The two top vote-getters in Afghanistan’s presidential election alleged widespread fraud and other irregularities in the April 5 vote, with the leading contender saying he could still emerge as victor without a runoff once all the complaints are adjudicated. Former Foreign Minister Abdullah Abdullah, President Hamid Karzai’s main rival in the 2009 election, is leading with 44.9% of the vote, according to preliminary results released by the Independent Election Commission on Saturday. His nearest opponent, former Finance Minister Ashraf Ghani, received 31.5%. If these preliminary results hold and Mr. Abdullah doesn’t manage to cross the 50% mark once all the fraud allegations are examined, a runoff between the two men is expected to be held in early June. Mr. Abdullah rejected that prospect, and said on Sunday he believes he will emerge with an absolute majority if his complaints are properly addressed. “Nobody can claim that the election has gone or will go to the second round,” he said. “Our assessment and our documents clearly show a victory for our team.”

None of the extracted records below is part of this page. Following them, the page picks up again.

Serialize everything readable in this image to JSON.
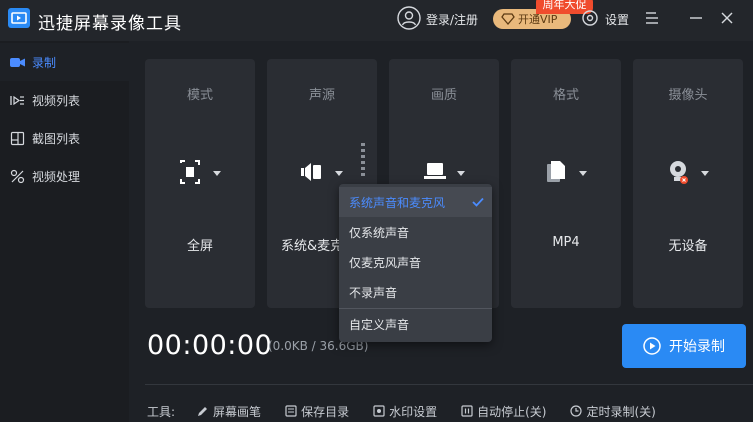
{
  "app": {
    "title": "迅捷屏幕录像工具"
  },
  "header": {
    "login": "登录/注册",
    "vip": "开通VIP",
    "promo": "周年大促",
    "settings": "设置"
  },
  "sidebar": {
    "items": [
      {
        "label": "录制",
        "icon": "camera-icon",
        "active": true
      },
      {
        "label": "视频列表",
        "icon": "video-list-icon",
        "active": false
      },
      {
        "label": "截图列表",
        "icon": "screenshot-list-icon",
        "active": false
      },
      {
        "label": "视频处理",
        "icon": "video-process-icon",
        "active": false
      }
    ]
  },
  "cards": [
    {
      "title": "模式",
      "value": "全屏",
      "icon": "fullscreen-icon"
    },
    {
      "title": "声源",
      "value": "系统&麦克",
      "icon": "speaker-icon"
    },
    {
      "title": "画质",
      "value": "",
      "icon": "laptop-icon"
    },
    {
      "title": "格式",
      "value": "MP4",
      "icon": "file-icon"
    },
    {
      "title": "摄像头",
      "value": "无设备",
      "icon": "webcam-icon"
    }
  ],
  "status": {
    "timer": "00:00:00",
    "storage": "(0.0KB / 36.6GB)"
  },
  "start_button": {
    "label": "开始录制"
  },
  "tools": {
    "label": "工具:",
    "items": [
      {
        "label": "屏幕画笔",
        "icon": "pen-icon"
      },
      {
        "label": "保存目录",
        "icon": "folder-icon"
      },
      {
        "label": "水印设置",
        "icon": "watermark-icon"
      },
      {
        "label": "自动停止(关)",
        "icon": "pause-icon"
      },
      {
        "label": "定时录制(关)",
        "icon": "clock-icon"
      }
    ]
  },
  "dropdown": {
    "options": [
      {
        "label": "系统声音和麦克风",
        "selected": true
      },
      {
        "label": "仅系统声音",
        "selected": false
      },
      {
        "label": "仅麦克风声音",
        "selected": false
      },
      {
        "label": "不录声音",
        "selected": false
      },
      {
        "label": "自定义声音",
        "selected": false
      }
    ]
  },
  "colors": {
    "accent": "#2a8af4",
    "vip": "#e9b97c",
    "promo": "#f04c2d"
  }
}
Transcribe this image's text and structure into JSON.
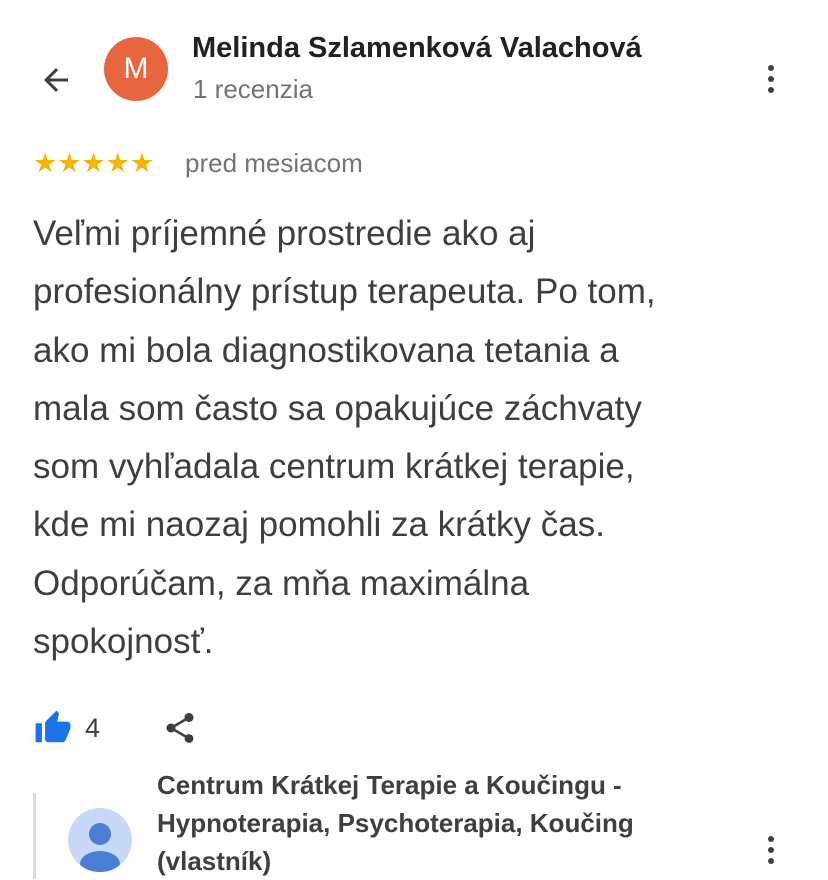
{
  "header": {
    "back_icon": "arrow-left-icon",
    "avatar_letter": "M",
    "avatar_color": "#e8663f",
    "reviewer_name": "Melinda Szlamenková Valachová",
    "review_count": "1 recenzia",
    "more_icon": "more-vertical-icon"
  },
  "review": {
    "rating": 5,
    "stars": "★★★★★",
    "star_color": "#f4b400",
    "relative_time": "pred mesiacom",
    "text_lines": [
      "Veľmi príjemné prostredie ako aj",
      "profesionálny prístup terapeuta. Po tom,",
      "ako mi bola diagnostikovana tetania a",
      "mala som často sa opakujúce záchvaty",
      "som vyhľadala centrum krátkej terapie,",
      "kde mi naozaj pomohli za krátky čas.",
      "Odporúčam, za mňa maximálna",
      "spokojnosť."
    ]
  },
  "actions": {
    "like_icon": "thumbs-up-icon",
    "like_color": "#1a73e8",
    "like_count": "4",
    "share_icon": "share-icon"
  },
  "owner_response": {
    "avatar_icon": "person-icon",
    "name_lines": [
      "Centrum Krátkej Terapie a Koučingu -",
      "Hypnoterapia, Psychoterapia, Koučing"
    ],
    "role": "(vlastník)",
    "more_icon": "more-vertical-icon"
  }
}
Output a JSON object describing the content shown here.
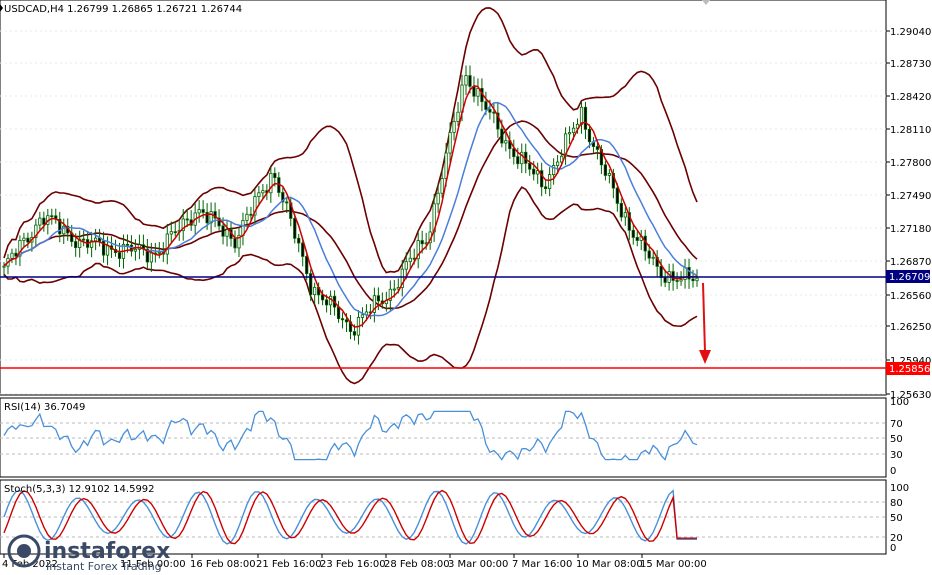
{
  "header": {
    "symbol_info": "USDCAD,H4  1.26799 1.26865 1.26721 1.26744",
    "rsi_label": "RSI(14) 36.7049",
    "stoch_label": "Stoch(5,3,3) 12.9102 14.5992"
  },
  "price_axis": {
    "ticks": [
      "1.29040",
      "1.28730",
      "1.28420",
      "1.28110",
      "1.27800",
      "1.27490",
      "1.27180",
      "1.26870",
      "1.26560",
      "1.26250",
      "1.25940",
      "1.25630"
    ],
    "current_price_tag": "1.26709",
    "target_price_tag": "1.25856"
  },
  "rsi_axis": {
    "ticks": [
      "100",
      "70",
      "50",
      "30",
      "0"
    ]
  },
  "stoch_axis": {
    "ticks": [
      "100",
      "80",
      "50",
      "20",
      "0"
    ]
  },
  "time_axis": {
    "labels": [
      "4 Feb 2022",
      "11 Feb 00:00",
      "16 Feb 08:00",
      "21 Feb 16:00",
      "23 Feb 16:00",
      "28 Feb 08:00",
      "3 Mar 00:00",
      "7 Mar 16:00",
      "10 Mar 08:00",
      "15 Mar 00:00"
    ]
  },
  "watermark": {
    "brand": "instaforex",
    "tagline": "Instant Forex Trading"
  },
  "colors": {
    "candle": "#006400",
    "bollinger": "#6b0000",
    "ma_fast": "#cc0000",
    "ma_slow": "#4a7ed8",
    "support_line": "#000080",
    "target_line": "#ff0000",
    "rsi_line": "#4a90d9",
    "stoch_main": "#4a90d9",
    "stoch_signal": "#cc0000"
  },
  "chart_data": {
    "type": "line",
    "instrument": "USDCAD",
    "timeframe": "H4",
    "x": [
      "4 Feb 2022",
      "11 Feb 00:00",
      "16 Feb 08:00",
      "21 Feb 16:00",
      "23 Feb 16:00",
      "28 Feb 08:00",
      "3 Mar 00:00",
      "7 Mar 16:00",
      "10 Mar 08:00",
      "15 Mar 00:00"
    ],
    "series": [
      {
        "values": [
          1.2686,
          1.2738,
          1.2712,
          1.2705,
          1.2702,
          1.2745,
          1.2715,
          1.2782,
          1.2668,
          1.2628,
          1.2662,
          1.2719,
          1.2878,
          1.2812,
          1.2768,
          1.2838,
          1.2745,
          1.2682,
          1.2674
        ]
      }
    ],
    "horizontal_levels": [
      1.26709,
      1.25856
    ],
    "rsi": {
      "last": 36.7049,
      "levels": [
        70,
        50,
        30
      ]
    },
    "stochastic": {
      "main": 12.9102,
      "signal": 14.5992,
      "levels": [
        80,
        50,
        20
      ]
    },
    "ylim": [
      1.2563,
      1.292
    ]
  }
}
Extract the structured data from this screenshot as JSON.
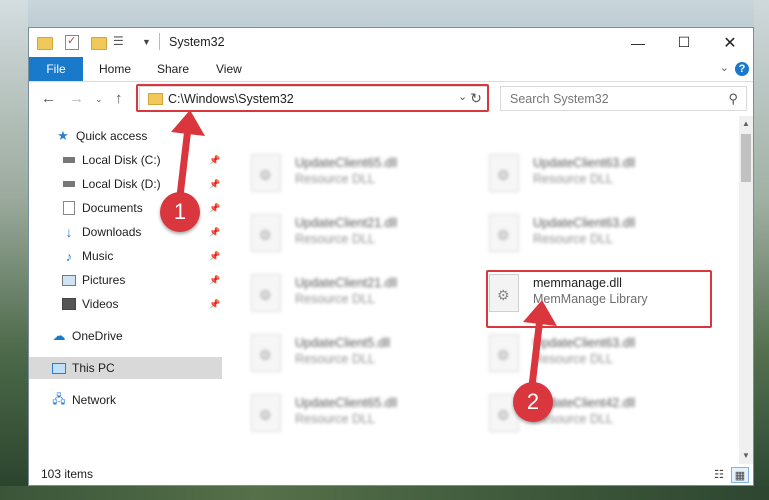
{
  "window": {
    "title": "System32"
  },
  "ribbon": {
    "tabs": [
      "File",
      "Home",
      "Share",
      "View"
    ],
    "help": "?"
  },
  "address": {
    "path": "C:\\Windows\\System32"
  },
  "search": {
    "placeholder": "Search System32"
  },
  "nav": {
    "items": [
      {
        "label": "Quick access",
        "icon": "star-icon"
      },
      {
        "label": "Local Disk (C:)",
        "icon": "drive-icon",
        "pinned": true
      },
      {
        "label": "Local Disk (D:)",
        "icon": "drive-icon",
        "pinned": true
      },
      {
        "label": "Documents",
        "icon": "documents-icon",
        "pinned": true
      },
      {
        "label": "Downloads",
        "icon": "download-icon",
        "pinned": true
      },
      {
        "label": "Music",
        "icon": "music-icon",
        "pinned": true
      },
      {
        "label": "Pictures",
        "icon": "pictures-icon",
        "pinned": true
      },
      {
        "label": "Videos",
        "icon": "videos-icon",
        "pinned": true
      },
      {
        "label": "OneDrive",
        "icon": "cloud-icon"
      },
      {
        "label": "This PC",
        "icon": "computer-icon",
        "selected": true
      },
      {
        "label": "Network",
        "icon": "network-icon"
      }
    ]
  },
  "files": [
    {
      "name": "UpdateClient65.dll",
      "type": "Resource DLL"
    },
    {
      "name": "UpdateClient63.dll",
      "type": "Resource DLL"
    },
    {
      "name": "UpdateClient21.dll",
      "type": "Resource DLL"
    },
    {
      "name": "UpdateClient63.dll",
      "type": "Resource DLL"
    },
    {
      "name": "UpdateClient21.dll",
      "type": "Resource DLL"
    },
    {
      "name": "memmanage.dll",
      "type": "MemManage Library",
      "highlighted": true
    },
    {
      "name": "UpdateClient5.dll",
      "type": "Resource DLL"
    },
    {
      "name": "UpdateClient63.dll",
      "type": "Resource DLL"
    },
    {
      "name": "UpdateClient65.dll",
      "type": "Resource DLL"
    },
    {
      "name": "UpdateClient42.dll",
      "type": "Resource DLL"
    }
  ],
  "status": {
    "item_count": "103 items"
  },
  "callouts": [
    "1",
    "2"
  ],
  "colors": {
    "accent": "#1979ca",
    "callout": "#d9363e",
    "selected": "#d9d9d9"
  }
}
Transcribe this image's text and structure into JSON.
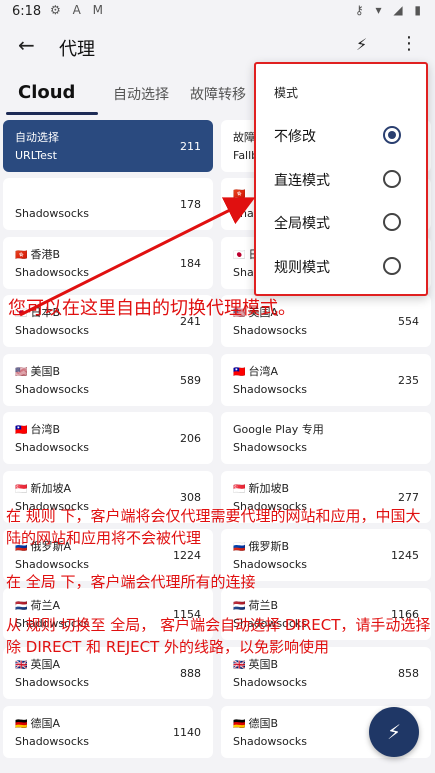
{
  "status": {
    "time": "6:18",
    "left_icons": "⚙ A M",
    "right_icons": "⚷ ▾ ◢ ▮"
  },
  "appbar": {
    "title": "代理"
  },
  "tabs": [
    {
      "label": "Cloud"
    },
    {
      "label": "自动选择"
    },
    {
      "label": "故障转移"
    }
  ],
  "cards": [
    {
      "name": "自动选择",
      "type": "URLTest",
      "delay": "211",
      "selected": true
    },
    {
      "name": "故障",
      "type": "Fallb",
      "delay": ""
    },
    {
      "name": "",
      "type": "Shadowsocks",
      "delay": "178"
    },
    {
      "name": "",
      "type": "Shadowsocks",
      "delay": ""
    },
    {
      "name": "香港B",
      "type": "Shadowsocks",
      "delay": "184"
    },
    {
      "name": "日",
      "type": "Shado",
      "delay": ""
    },
    {
      "name": "日本B",
      "type": "Shadowsocks",
      "delay": "241"
    },
    {
      "name": "美国A",
      "type": "Shadowsocks",
      "delay": "554"
    },
    {
      "name": "美国B",
      "type": "Shadowsocks",
      "delay": "589"
    },
    {
      "name": "台湾A",
      "type": "Shadowsocks",
      "delay": "235"
    },
    {
      "name": "台湾B",
      "type": "Shadowsocks",
      "delay": "206"
    },
    {
      "name": "Google Play 专用",
      "type": "Shadowsocks",
      "delay": ""
    },
    {
      "name": "新加坡A",
      "type": "Shadowsocks",
      "delay": "308"
    },
    {
      "name": "新加坡B",
      "type": "Shadowsocks",
      "delay": "277"
    },
    {
      "name": "俄罗斯A",
      "type": "Shadowsocks",
      "delay": "1224"
    },
    {
      "name": "俄罗斯B",
      "type": "Shadowsocks",
      "delay": "1245"
    },
    {
      "name": "荷兰A",
      "type": "Shadowsocks",
      "delay": "1154"
    },
    {
      "name": "荷兰B",
      "type": "Shadowsocks",
      "delay": "1166"
    },
    {
      "name": "英国A",
      "type": "Shadowsocks",
      "delay": "888"
    },
    {
      "name": "英国B",
      "type": "Shadowsocks",
      "delay": "858"
    },
    {
      "name": "德国A",
      "type": "Shadowsocks",
      "delay": "1140"
    },
    {
      "name": "德国B",
      "type": "Shadowsocks",
      "delay": ""
    }
  ],
  "mode_menu": {
    "title": "模式",
    "options": [
      {
        "label": "不修改",
        "checked": true
      },
      {
        "label": "直连模式",
        "checked": false
      },
      {
        "label": "全局模式",
        "checked": false
      },
      {
        "label": "规则模式",
        "checked": false
      }
    ]
  },
  "annotations": {
    "headline": "您可以在这里自由的切换代理模式。",
    "rule_mode": "在 规则 下，客户端将会仅代理需要代理的网站和应用，中国大陆的网站和应用将不会被代理",
    "global_mode": "在 全局 下，客户端会代理所有的连接",
    "switch_note": "从 规则 切换至 全局， 客户端会自动选择 DIRECT，请手动选择除 DIRECT 和 REJECT 外的线路，以免影响使用"
  },
  "colors": {
    "accent": "#1f3766",
    "selected_card": "#2a4a7f",
    "annotation": "#e01010"
  }
}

Mr. Abdullah said that fraud, a shortage of ballots in parts of the country on election day, and the exclusion of hundreds of thousands of votes from the counting process have influenced the IEC’s tally. “We have done our best to respect and defend the votes of the Afghan people,” said IEC Chairman Yusuf Nuristani.
President Hamid Karzai wasn’t allowed to run in the election, having already served two terms. His successor faces a challenging mandate: to maintain security as U.S.-led troops leave at the end of the year while trying to reach a peace deal with the Taliban insurgency.
If elected, Messrs. Abdullah and Ghani have both said they would immediately sign a long-term security deal with Washington. Mr. Karzai has refused to sign a bilateral security agreement that would allow a small number of U.S. troops focused on counterterrorism and on training Afghan forces to stay in Afghanistan after December 2014, when the current mission ends.